Evoquant le nouveau régime d'autorisation de plantation, « nous avons collectivement intérêt à ce que ce système fonctionne pour éviter sa remise en cause », a-t-il estimé. En matière d'œnotourisme, il a fait part d'un partenariat avec Gîtes de France et salué l'avancée sur la loi Evin permettant désormais de distinguer publicité et information.
Enfin, le président de la CCVF a considéré la constitution d'un pôle vin au sein d'InVivo (InVivo Wine) comme « une bonne nouvelle et une opportunité ».

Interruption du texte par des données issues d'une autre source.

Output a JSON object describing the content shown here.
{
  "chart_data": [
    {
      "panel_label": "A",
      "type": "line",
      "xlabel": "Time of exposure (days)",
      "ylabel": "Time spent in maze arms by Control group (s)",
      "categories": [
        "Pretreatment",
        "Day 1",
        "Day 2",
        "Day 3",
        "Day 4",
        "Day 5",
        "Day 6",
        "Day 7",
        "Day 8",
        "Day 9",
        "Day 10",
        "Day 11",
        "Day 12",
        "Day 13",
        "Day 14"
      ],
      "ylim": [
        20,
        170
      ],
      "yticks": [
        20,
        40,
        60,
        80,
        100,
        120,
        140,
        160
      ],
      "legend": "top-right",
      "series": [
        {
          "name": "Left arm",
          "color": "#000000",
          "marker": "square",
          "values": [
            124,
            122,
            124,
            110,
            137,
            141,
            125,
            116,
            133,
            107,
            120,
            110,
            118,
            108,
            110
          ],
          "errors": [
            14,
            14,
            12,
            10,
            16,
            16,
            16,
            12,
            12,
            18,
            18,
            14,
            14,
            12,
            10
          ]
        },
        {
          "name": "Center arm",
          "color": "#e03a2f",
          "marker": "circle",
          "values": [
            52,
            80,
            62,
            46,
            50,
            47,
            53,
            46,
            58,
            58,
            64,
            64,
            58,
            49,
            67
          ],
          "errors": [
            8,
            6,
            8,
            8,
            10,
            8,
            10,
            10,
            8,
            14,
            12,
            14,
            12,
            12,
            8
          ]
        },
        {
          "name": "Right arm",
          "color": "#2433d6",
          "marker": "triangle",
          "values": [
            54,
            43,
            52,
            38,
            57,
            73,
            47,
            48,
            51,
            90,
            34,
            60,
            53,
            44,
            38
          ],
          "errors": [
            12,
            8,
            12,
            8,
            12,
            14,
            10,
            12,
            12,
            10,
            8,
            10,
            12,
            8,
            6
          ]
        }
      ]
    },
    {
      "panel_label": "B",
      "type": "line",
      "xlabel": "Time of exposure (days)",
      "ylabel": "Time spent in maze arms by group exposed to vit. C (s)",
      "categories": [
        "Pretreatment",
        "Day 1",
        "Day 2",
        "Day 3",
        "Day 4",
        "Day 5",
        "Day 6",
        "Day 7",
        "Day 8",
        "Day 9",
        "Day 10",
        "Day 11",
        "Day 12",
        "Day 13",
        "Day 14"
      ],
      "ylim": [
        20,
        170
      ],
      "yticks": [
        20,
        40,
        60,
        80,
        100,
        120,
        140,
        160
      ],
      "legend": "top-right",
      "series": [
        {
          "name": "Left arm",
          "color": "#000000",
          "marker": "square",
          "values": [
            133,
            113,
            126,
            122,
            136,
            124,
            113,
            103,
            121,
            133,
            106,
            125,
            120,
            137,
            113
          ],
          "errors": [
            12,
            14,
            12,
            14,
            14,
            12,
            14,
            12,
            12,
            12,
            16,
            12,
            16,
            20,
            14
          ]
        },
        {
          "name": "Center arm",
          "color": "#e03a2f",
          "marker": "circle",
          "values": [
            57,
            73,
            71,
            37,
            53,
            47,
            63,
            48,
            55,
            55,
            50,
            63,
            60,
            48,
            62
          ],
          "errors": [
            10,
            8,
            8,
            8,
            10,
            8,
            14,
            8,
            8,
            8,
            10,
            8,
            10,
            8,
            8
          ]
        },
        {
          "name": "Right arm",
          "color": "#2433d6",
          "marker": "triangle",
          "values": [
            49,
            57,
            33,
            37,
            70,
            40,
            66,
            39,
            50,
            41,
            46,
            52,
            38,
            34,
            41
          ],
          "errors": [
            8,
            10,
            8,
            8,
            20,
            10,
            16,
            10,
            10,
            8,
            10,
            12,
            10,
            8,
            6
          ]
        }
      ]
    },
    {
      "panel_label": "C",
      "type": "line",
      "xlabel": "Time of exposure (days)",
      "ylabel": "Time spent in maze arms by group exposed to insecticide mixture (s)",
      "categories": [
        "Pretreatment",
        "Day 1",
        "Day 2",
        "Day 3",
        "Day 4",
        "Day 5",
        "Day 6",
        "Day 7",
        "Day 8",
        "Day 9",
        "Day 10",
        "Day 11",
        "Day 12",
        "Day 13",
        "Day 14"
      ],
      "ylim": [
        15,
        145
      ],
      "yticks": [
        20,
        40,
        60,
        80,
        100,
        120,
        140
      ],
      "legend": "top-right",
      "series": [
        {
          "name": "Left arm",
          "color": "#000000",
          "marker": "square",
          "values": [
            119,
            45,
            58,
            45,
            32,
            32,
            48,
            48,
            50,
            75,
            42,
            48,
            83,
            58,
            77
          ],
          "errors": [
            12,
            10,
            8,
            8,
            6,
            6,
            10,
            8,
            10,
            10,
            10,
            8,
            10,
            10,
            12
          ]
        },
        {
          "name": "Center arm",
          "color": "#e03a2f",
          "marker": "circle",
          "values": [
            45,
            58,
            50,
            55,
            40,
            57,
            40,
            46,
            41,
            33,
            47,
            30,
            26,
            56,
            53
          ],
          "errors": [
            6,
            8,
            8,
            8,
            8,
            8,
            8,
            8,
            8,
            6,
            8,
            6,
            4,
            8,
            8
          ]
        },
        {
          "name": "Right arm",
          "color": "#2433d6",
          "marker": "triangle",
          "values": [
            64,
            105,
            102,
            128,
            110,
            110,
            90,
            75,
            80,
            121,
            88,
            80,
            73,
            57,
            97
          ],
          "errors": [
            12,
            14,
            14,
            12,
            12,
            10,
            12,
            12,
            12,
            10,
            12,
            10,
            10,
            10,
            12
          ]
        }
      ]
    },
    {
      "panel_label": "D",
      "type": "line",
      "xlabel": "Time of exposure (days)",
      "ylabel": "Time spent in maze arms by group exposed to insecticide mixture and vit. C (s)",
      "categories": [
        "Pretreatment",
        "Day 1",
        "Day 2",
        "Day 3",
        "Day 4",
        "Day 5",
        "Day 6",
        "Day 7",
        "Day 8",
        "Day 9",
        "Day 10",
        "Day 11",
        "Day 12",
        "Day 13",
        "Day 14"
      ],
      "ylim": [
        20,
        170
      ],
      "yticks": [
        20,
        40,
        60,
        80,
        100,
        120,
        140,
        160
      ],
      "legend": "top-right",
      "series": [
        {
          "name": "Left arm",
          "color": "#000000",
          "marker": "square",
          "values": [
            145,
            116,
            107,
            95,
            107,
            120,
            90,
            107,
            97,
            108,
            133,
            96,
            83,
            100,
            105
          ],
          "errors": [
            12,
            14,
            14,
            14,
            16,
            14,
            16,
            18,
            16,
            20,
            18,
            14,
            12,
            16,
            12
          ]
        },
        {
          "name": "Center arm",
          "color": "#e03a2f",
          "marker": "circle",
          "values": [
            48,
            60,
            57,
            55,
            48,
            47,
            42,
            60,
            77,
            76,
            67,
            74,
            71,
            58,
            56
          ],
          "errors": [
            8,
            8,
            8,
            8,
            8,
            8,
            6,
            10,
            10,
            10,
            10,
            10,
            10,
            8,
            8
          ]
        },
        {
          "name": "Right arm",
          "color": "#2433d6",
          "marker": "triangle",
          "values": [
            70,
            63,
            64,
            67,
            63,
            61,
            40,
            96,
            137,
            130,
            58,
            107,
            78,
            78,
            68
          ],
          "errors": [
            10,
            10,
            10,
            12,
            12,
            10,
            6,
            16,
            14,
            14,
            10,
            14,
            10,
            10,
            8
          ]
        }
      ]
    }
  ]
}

« Définir des stratégies d'ensemble »
Dans son intervention, Hervé Durand, directeur général adjoint à DGPE*, a incité les caves coopératives à définir des « stratégies d'ensemble » pour relever les défis, notamment celui de la concurrence. A propos de l'assurance climatique/récolte, il a rappelé le maintien du taux de subvention à 65 % et incité les caves à favoriser la souscription de ce type de contrat. Le représentant du ministère de l'Agriculture a également invité les coopératives à se saisir des « investissements d'avenir » pour développer l'innovation en viticulture. Sur le nouveau dispositif des autorisations de plantation, « nous travaillons à sa simplification via une téléprocédure », a-t-il indiqué, non sans provoquer un peu d'hilarité dans la salle.
C. L.
* DGPE : direction générale de la performance économique et environnementale des entreprises.